The Savior of Double Buffering
To more reliably protect data, double buffering is a good method. The core idea is to store two copies of the data, with at most one being updated at any time, while the other remains intact. If the system crashes while writing data, the incomplete copy may be corrupted, but the other copy is guaranteed to be good. Although the latest update may be lost, users typically accept this, as an incomplete update is equivalent to no change.

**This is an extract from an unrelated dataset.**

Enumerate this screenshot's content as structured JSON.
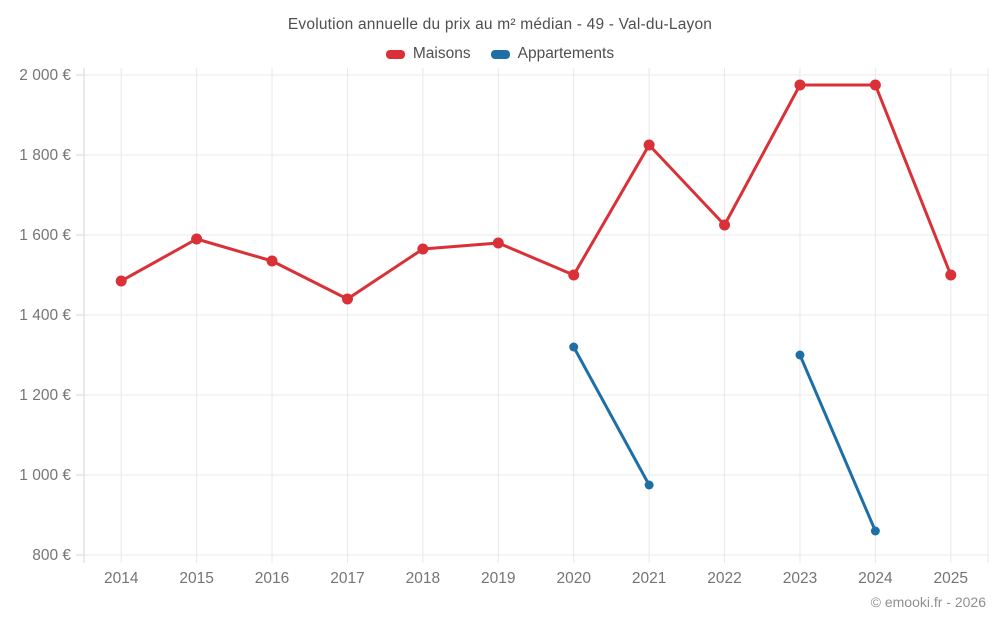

When implementing double buffering, a flag can be added to indicate which copy of the data is the latest and best. During writing, first update copy A, calculate the checksum, then point the flag to A, and finally synchronize the data from A to copy B before changing the flag back to B. When reading data, check the flag first to read the corresponding copy. The flag itself may also become corrupted, but that is not a concern; checking the checksums of both copies will reveal which one is good. For added safety, the flag can use non-0/1 values, such as 0x55 and 0xAA, to prevent misjudgment when the storage device is completely cleared.
The cost of double buffering is that storage space is doubled. If storage resources are tight, double buffering can be applied only to critical data, while non-critical data can use single buffering. Another point to note is to place the two copies on different storage chips or at distant address spaces to reduce the risk of bugs corrupting both copies. Serial EEPROM has an advantage in this regard, as its write operations are complex, making accidental writes less likely.
Conclusion
Ultimately, protecting Flash data is about ensuring that software reliability matches hardware capabilities. Methods such as power failure interrupts, checksums, and double buffering each have their pros and cons, and must be chosen based on the specific scenario. When designing, do not focus solely on hardware; software strategies must be considered in advance. For example, double buffering will take up more space, and the slow read/write speed of serial EEPROM may hinder performance; these factors must be carefully considered during circuit design.
In many projects, there is often no absolutely perfect solution. There is an old fisherman’s saying: “Don’t take two watches out to sea, or you won’t know which one to trust.” But in Flash data protection, we are luckier than the fisherman, as we have checksums and flags to help us always identify the reliable data.